Immortalising Syria’s disappeared with chicken bones, sauce and blood

Confined in a series of brutal prisons of Syria for over a year, Mansour Omari, a human-rights activist fighting for freedom of speech, set out to do exactly what he had been imprisoned for in the first place – chronicle Syria’s missing and disappeared, and how!

After witnessing the atrocities on those languishing in the country’s notorious prisons, Omari began listing the names of 82 inmates on panels of fabric, which he would then sew into the collar and cuffs of a shirt. Omari and four of his fellow inmates would use fabric carefully cut from the back of their shirts, used chicken bones as pens, and tomato sauce was used as ink. If the sauce proved too thin, there was always blood from their gums to write the names of the “missing” — all in the hope of informing the family members of inmates of their fate.

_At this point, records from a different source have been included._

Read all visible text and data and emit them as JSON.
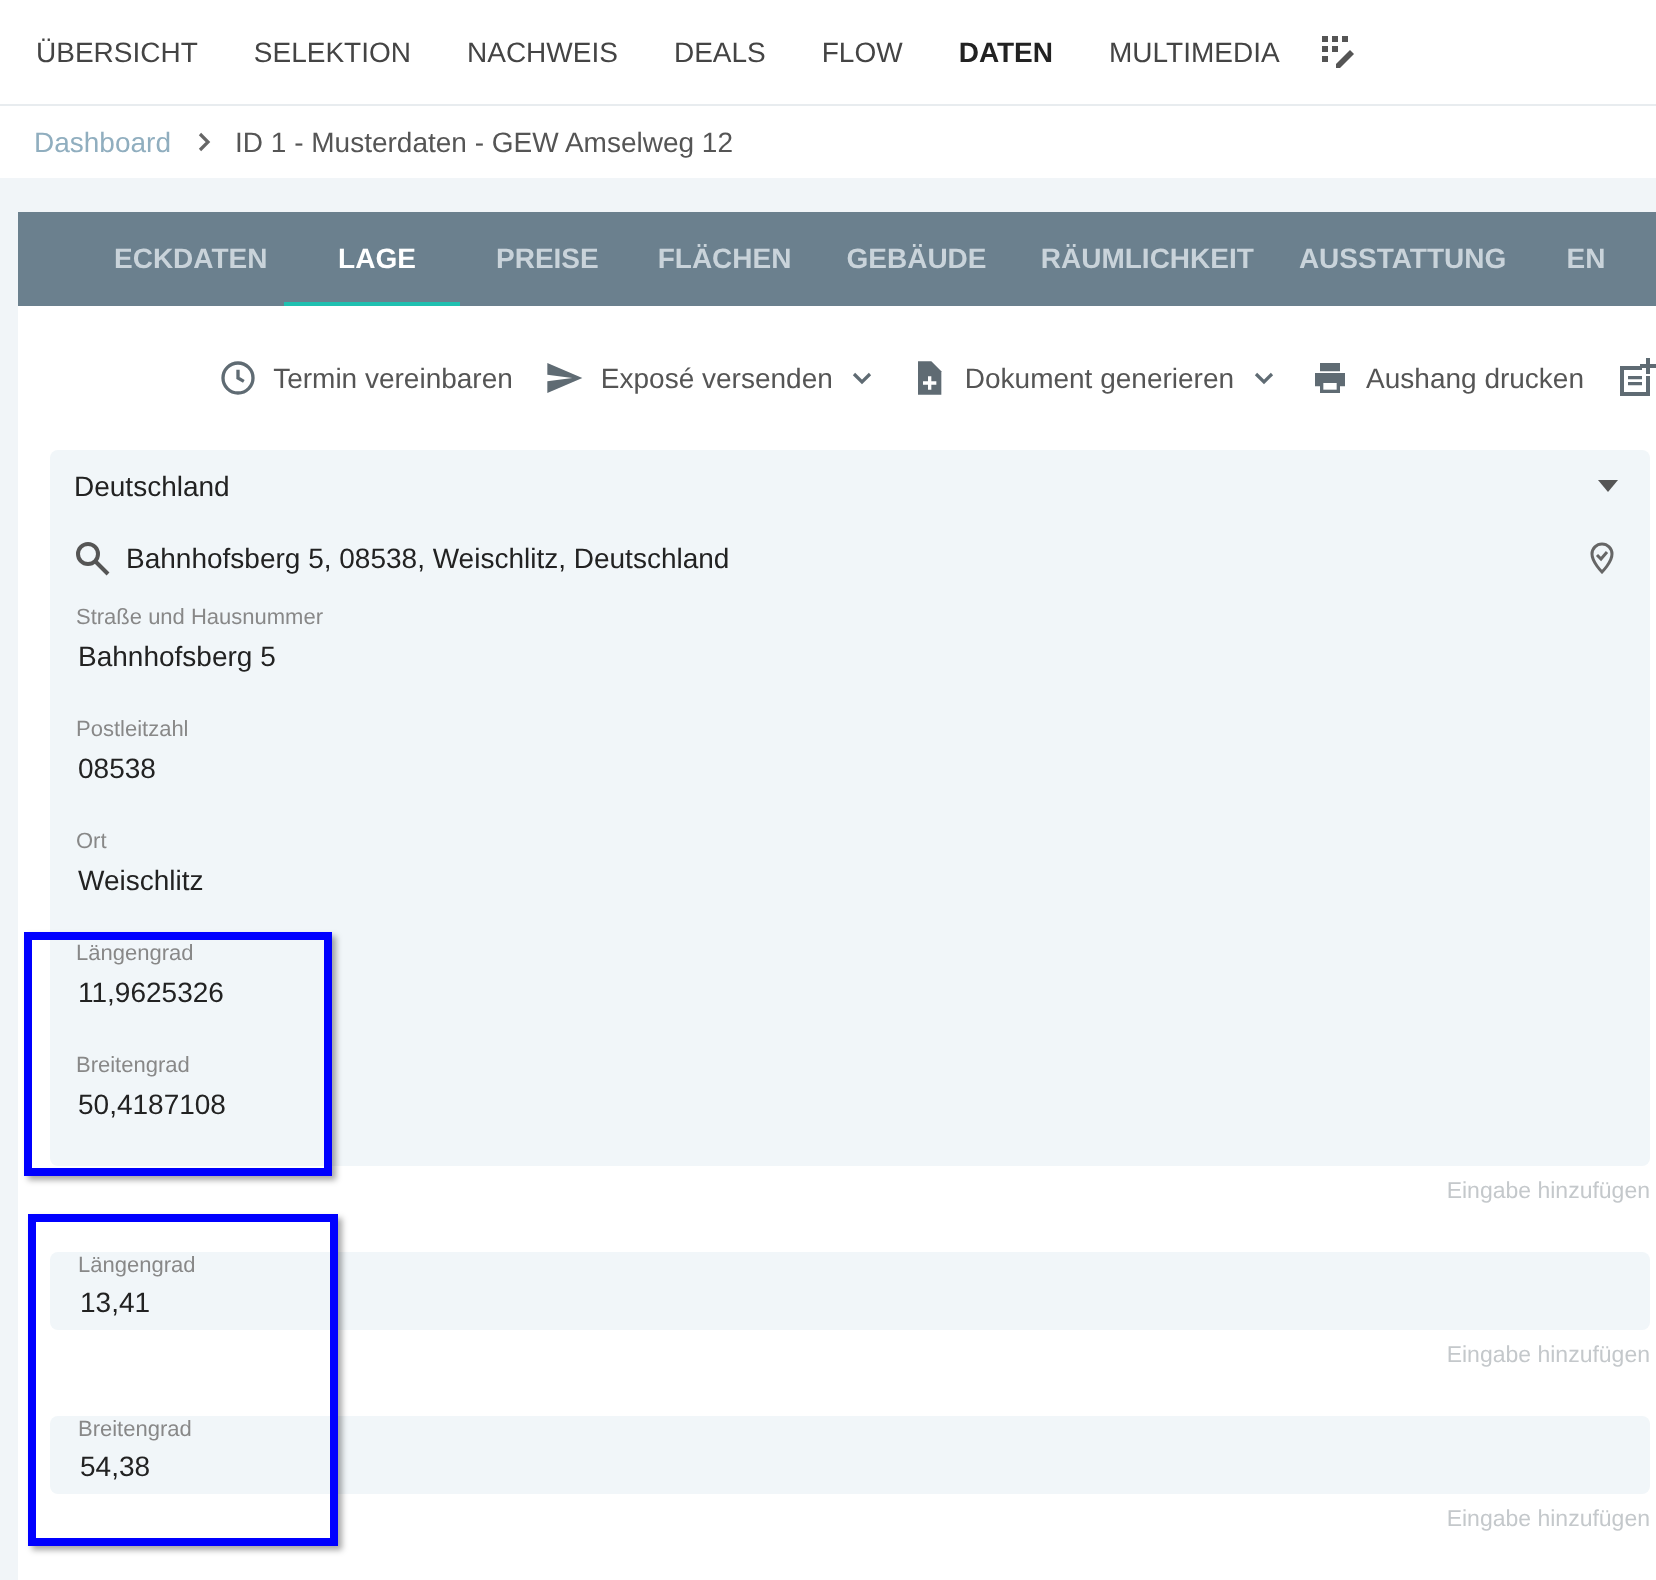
{
  "nav": [
    {
      "label": "ÜBERSICHT",
      "selected": false
    },
    {
      "label": "SELEKTION",
      "selected": false
    },
    {
      "label": "NACHWEIS",
      "selected": false
    },
    {
      "label": "DEALS",
      "selected": false
    },
    {
      "label": "FLOW",
      "selected": false
    },
    {
      "label": "DATEN",
      "selected": true
    },
    {
      "label": "MULTIMEDIA",
      "selected": false
    }
  ],
  "breadcrumb": [
    {
      "label": "Dashboard"
    },
    {
      "label": "ID 1 - Musterdaten - GEW Amselweg 12"
    }
  ],
  "tabs": [
    {
      "label": "ECKDATEN",
      "selected": false
    },
    {
      "label": "LAGE",
      "selected": true
    },
    {
      "label": "PREISE",
      "selected": false
    },
    {
      "label": "FLÄCHEN",
      "selected": false
    },
    {
      "label": "GEBÄUDE",
      "selected": false
    },
    {
      "label": "RÄUMLICHKEIT",
      "selected": false
    },
    {
      "label": "AUSSTATTUNG",
      "selected": false
    },
    {
      "label": "EN",
      "selected": false
    }
  ],
  "actions": [
    {
      "label": "Termin vereinbaren",
      "has_menu": false
    },
    {
      "label": "Exposé versenden",
      "has_menu": true
    },
    {
      "label": "Dokument generieren",
      "has_menu": true
    },
    {
      "label": "Aushang drucken",
      "has_menu": false
    }
  ],
  "location": {
    "country": "Deutschland",
    "address": "Bahnhofsberg 5, 08538, Weischlitz, Deutschland",
    "fields": [
      {
        "label": "Straße und Hausnummer",
        "value": "Bahnhofsberg 5"
      },
      {
        "label": "Postleitzahl",
        "value": "08538"
      },
      {
        "label": "Ort",
        "value": "Weischlitz"
      },
      {
        "label": "Längengrad",
        "value": "11,9625326"
      },
      {
        "label": "Breitengrad",
        "value": "50,4187108"
      }
    ],
    "add_label": "Eingabe hinzufügen"
  },
  "entries": [
    {
      "label": "Längengrad",
      "value": "13,41",
      "add_label": "Eingabe hinzufügen"
    },
    {
      "label": "Breitengrad",
      "value": "54,38",
      "add_label": "Eingabe hinzufügen"
    }
  ]
}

Transgender service members hit back at Trump 

Three army soldiers, one air force airman and one member of the Coast Guard are suing  Donald Trump. All of them happen to be transgender members of the US military, who are obviously irked by the president’s abrupt three-tweet plan to stop transgender individuals from serving.

Out of nowhere, Trump had tweeted last month that the US “will not accept or allow transgender individuals to serve in any capacity in the U.S. Military” – only to have the chairman of the Joint Chiefs of Staff immediately contradict him. The policy of who serves in the military would not change until the White House sent the Defense Department new rules, Gen. Joseph F. Dunford Jr. said. Yet, the peeved transgender community is in no mood to sit back and wait.

“It is critical to act now because the harms are happening now…These service members deserve to know where they stand,” the legal director for the National Center for Lesbian Rights said.

Palestine’s leadership is ageing and ailing

It’s an urgent – possibly now or never – moment in a century-plus old conflict. Mahmoud Abbas, president of the Palestinian Authority, has held onto power in the region, and despite the antagonistic posturing, Israel’s security establishment likes him too. But he is now 83, and ailing. What’s worse is that his chief peace negotiator, Saeb Erekat, who is the front-runner to be his successor, is also suffering from pulmonary fibrosis and needs a lung transplant – raising concerns about what’s next for the troubled region.

From the looks of it, the Palestinians will manage. It is not as though they do not have the wherewithal for a transition. Besides, Israel has a stake in stability is Palestine – and an obvious interest in ensuring that there is no full-blown fighting between Abbas’ Fatah party and Hamas, the Islamist movement controlling Gaza. Whether they can pull off a peaceful transition is the more vital question.

Zimbabwe’s ‘populism that defies logic’

He was accused of leading Zimbabwe to the brink of economic collapse. Now, the country is dedicating a $1 billion university to Robert Mugabe, its 93-year old president. The eponymous university would be a “fitting tribute” to the president’s “commitment to education and his exemplary leadership”, Zimbabwe’s minister of tertiary education said.

The opposition is obviously not pleased. “This is populism that defies logic…It is meant to stroke Mugabe’s ego because we know this government is broke”, an opposition spokesperson said. He isn’t wrong.

The announcement has instantly raised questions over where this money will actually come from in a country where unemployment and poverty are rampant. Once known as the breadbasket of Africa, 4 million Zimbabweans were in need of food aid last year. The nation’s economic output has halved since 2000, and 90 percent of the country’s budget is spent just on wages.

The game’s on for Qatar

Qatar just unveiled a draft law that would do something unprecedented in the Persian Gulf: allow foreigners to acquire permanent residency. The move is possibly Doha’s attempt to thwart the economic blockade by giving both foreign workers and investors incentive to choose the tiny country as the region’s business hub.

While the Gulf countries are heavily dependent on foreign workers, they rarely, if ever, grant them citizenships or other privileges afforded to their nationals. The draft also seeks to upend a patriarchal practice when it comes to granting citizenship, by giving permanent residency to the children of Qatari mothers and non-Qatari fathers. The Saudi-led bloc sought to boycott Qatar into submission. It has instead led Doha to wean itself off its dependence on its neighbours almost entirely, and unleash reforms that could reshape the region for years to come.